On m’interroge sur les préparations « à la florentine », et comme je n’ai pas des idées très assurées, je préfère une bonne recherche historique. Partant des livres actuels (dont j’observe qu’aucun ne donne de référence sérieuse de ce qu’il prétend, manuels d’enseignement compris), le premier de ceux que consulte est le Précis de cuisine familiale, produit par Edouard Nignon en 1935. Nignon était un très bel artiste culinaire, amoureux des mots et des mets… et il nous donne des « gnocchis à la florentine » :
- – on cuit de la semoule ou du riz dans du lait,
- – puis on lie avec des jaunes d’oeufs,
- – on étale l’appareil dans un plat mouillé et l’on fait refroidir,
- – puis on taille des gnocchis à l’emporte-pièce rond de 5 cm. de diamètre,
- – on range en couronne dans un plat beurré et on parsème de « gruyère ou parmesan râpé »,
- -on arrose de beurre fondu et on fait gratiner au four ;
- – on finit en déposant au centre du plat une sauce tomate épaisse, ou des tomates concassées cuites au beurre, ou de la sauce béchamel.
Ici, manifestement, c’est le parmesan et la tomate qui font la référence à la ville de Florence.
Dans des « gnocchis au gratin Florentine », il y a cette fois un lit d’épinards, du beurre, et par dessus des disques de gnocchis de semoule, le tout nappé de de sauce Mornay, saupoudré de parmesan et gratiné.
Avant lui, il y a le Guide culinaire, qui sert trop souvent de référence alors qu’il n’a pas les qualités qui lui permettraient cela : il n’est ni juste historiquement, ni référencé. Mais, pour une fois, il a le mérite de la cohérence, puisque, dans la garniture à la florentine, il évoque des épinards étuvés au beurre et de la sauce Mornay, laquelle contient du fromage ; il aurait fallu ajouter que ce fromage doit être du parmesan… à cela près que Parme n’est pas Florence ! Dans des barquettes de laitance à la florentine, encore des épinards au beeurre, de la sauce Mornay, et cette fois du parmesan, explicitement. Idem pour des huîtres à la florentine, idem pour des œufs à la florentine.
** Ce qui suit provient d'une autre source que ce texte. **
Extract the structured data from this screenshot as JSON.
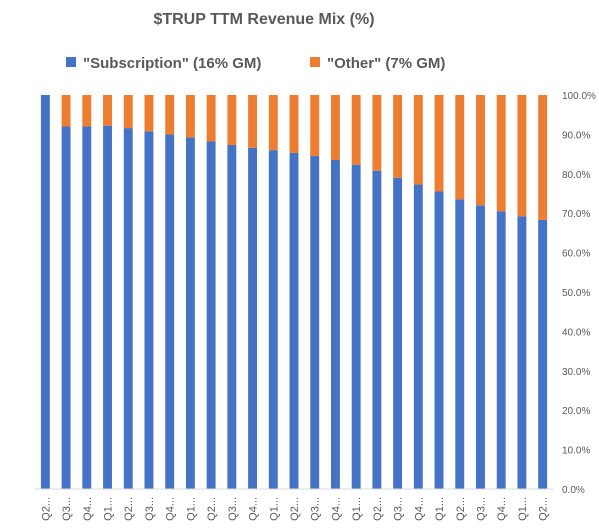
{
  "chart_data": {
    "type": "bar",
    "stacked": true,
    "title": "$TRUP TTM Revenue Mix (%)",
    "xlabel": "",
    "ylabel": "",
    "ylim": [
      0,
      100
    ],
    "y_ticks": [
      0,
      10,
      20,
      30,
      40,
      50,
      60,
      70,
      80,
      90,
      100
    ],
    "y_tick_labels": [
      "0.0%",
      "10.0%",
      "20.0%",
      "30.0%",
      "40.0%",
      "50.0%",
      "60.0%",
      "70.0%",
      "80.0%",
      "90.0%",
      "100.0%"
    ],
    "y_axis_position": "right",
    "grid": false,
    "legend_position": "top",
    "categories": [
      "Q2...",
      "Q3...",
      "Q4...",
      "Q1...",
      "Q2...",
      "Q3...",
      "Q4...",
      "Q1...",
      "Q2...",
      "Q3...",
      "Q4...",
      "Q1...",
      "Q2...",
      "Q3...",
      "Q4...",
      "Q1...",
      "Q2...",
      "Q3...",
      "Q4...",
      "Q1...",
      "Q2...",
      "Q3...",
      "Q4...",
      "Q1...",
      "Q2..."
    ],
    "series": [
      {
        "name": "\"Subscription\" (16% GM)",
        "color": "#4472C4",
        "values": [
          100,
          92,
          92,
          92.2,
          91.6,
          90.8,
          90,
          89.2,
          88.2,
          87.3,
          86.6,
          86,
          85.3,
          84.5,
          83.5,
          82.3,
          80.8,
          79,
          77.3,
          75.5,
          73.5,
          72,
          70.5,
          69.2,
          68.3
        ]
      },
      {
        "name": "\"Other\" (7% GM)",
        "color": "#ED7D31",
        "values": [
          0,
          8,
          8,
          7.8,
          8.4,
          9.2,
          10,
          10.8,
          11.8,
          12.7,
          13.4,
          14,
          14.7,
          15.5,
          16.5,
          17.7,
          19.2,
          21,
          22.7,
          24.5,
          26.5,
          28,
          29.5,
          30.8,
          31.7
        ]
      }
    ]
  }
}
Mais on voit que l’expression à la florentine s’est réduit de moitié. Regardons Joseph Favre, dont le Dictionnaire universel de cuisine pratique est contemporain. Cette fois, on trouve une « bombe à la florentine », qui est faite d’une glace à la framboise, avec crème fouettée et crème pralinée : Florence est réputée pour ses glaces, n’est-ce pas ?
Mais on trouve aussi les « gnoquis » à la florentine que nus avons déjà vus, et avec la même recette, à cela près que les gnocchis peuvent en forme de coeur. Et, en variation de ces gnocchis, on trouve des « alouettes à florentine », où l’on retrouve la polenta et le parmesan :
- – on verse la farine dans l’eau et l’on cuit, avant d’ajouter le parmesan,
- – on fonce un plat de cette polenta,
- – on farcit des aloutettes et on les fait sauter,
- – on ajoute glace de gibier, champignons, des quenelles
- – puis on organise le plat avec polenta et alouettes, éventuellement couvertes de farce. .
Ce n’est pas tout ! Il y a aussi des fonds d’artichauts à la florentine, et là, c’est encore légitime puisque l’Italie fait grand usage des fonds d’artichauts. D’ailleurs, on trouve aussi le parmesan dans le plat :
- – on braise des fonds d’artichaut
- – on émince truffes et champignons, avant de les ajouter à une sauce allemande condimentée de muscade et très peu de poivre de cayenne,
- – on ajoute le parmesan râpé,
- – on farcit les fonds d’artichauts et on les fait gratiner.
Remontons dans le temps, jusqu’à Urbain Dubois, élève de Carême, dont se réclame le Guide culinaire. Cette fois, on ne trouve qu’un « Risot à la Florentine », qui est en réalité ce que nous nommons aujourd’hui un risotto, et qui contient du parmesan râpé.
Puis, en remontant encore : rien chez Jules Gouffé, rien chez André Viard, rien chez Nicolas de Bonnefons, rien chez Pierre François la Varenne.
Que conclure, finalement ?
Que la préparation avec épinards et sauce Mornay semble légitime, notamment sur des œufs, mais que l’on aurait bien tort de se limiter à cela pour parler des préparation à la florentine : les épinards, les artichauts, le parmesan gratiné, la sauce Mornay, le risotto, les artichauts font des florentines salées, mais on n’oubliera pas les glaces ou les cocktails.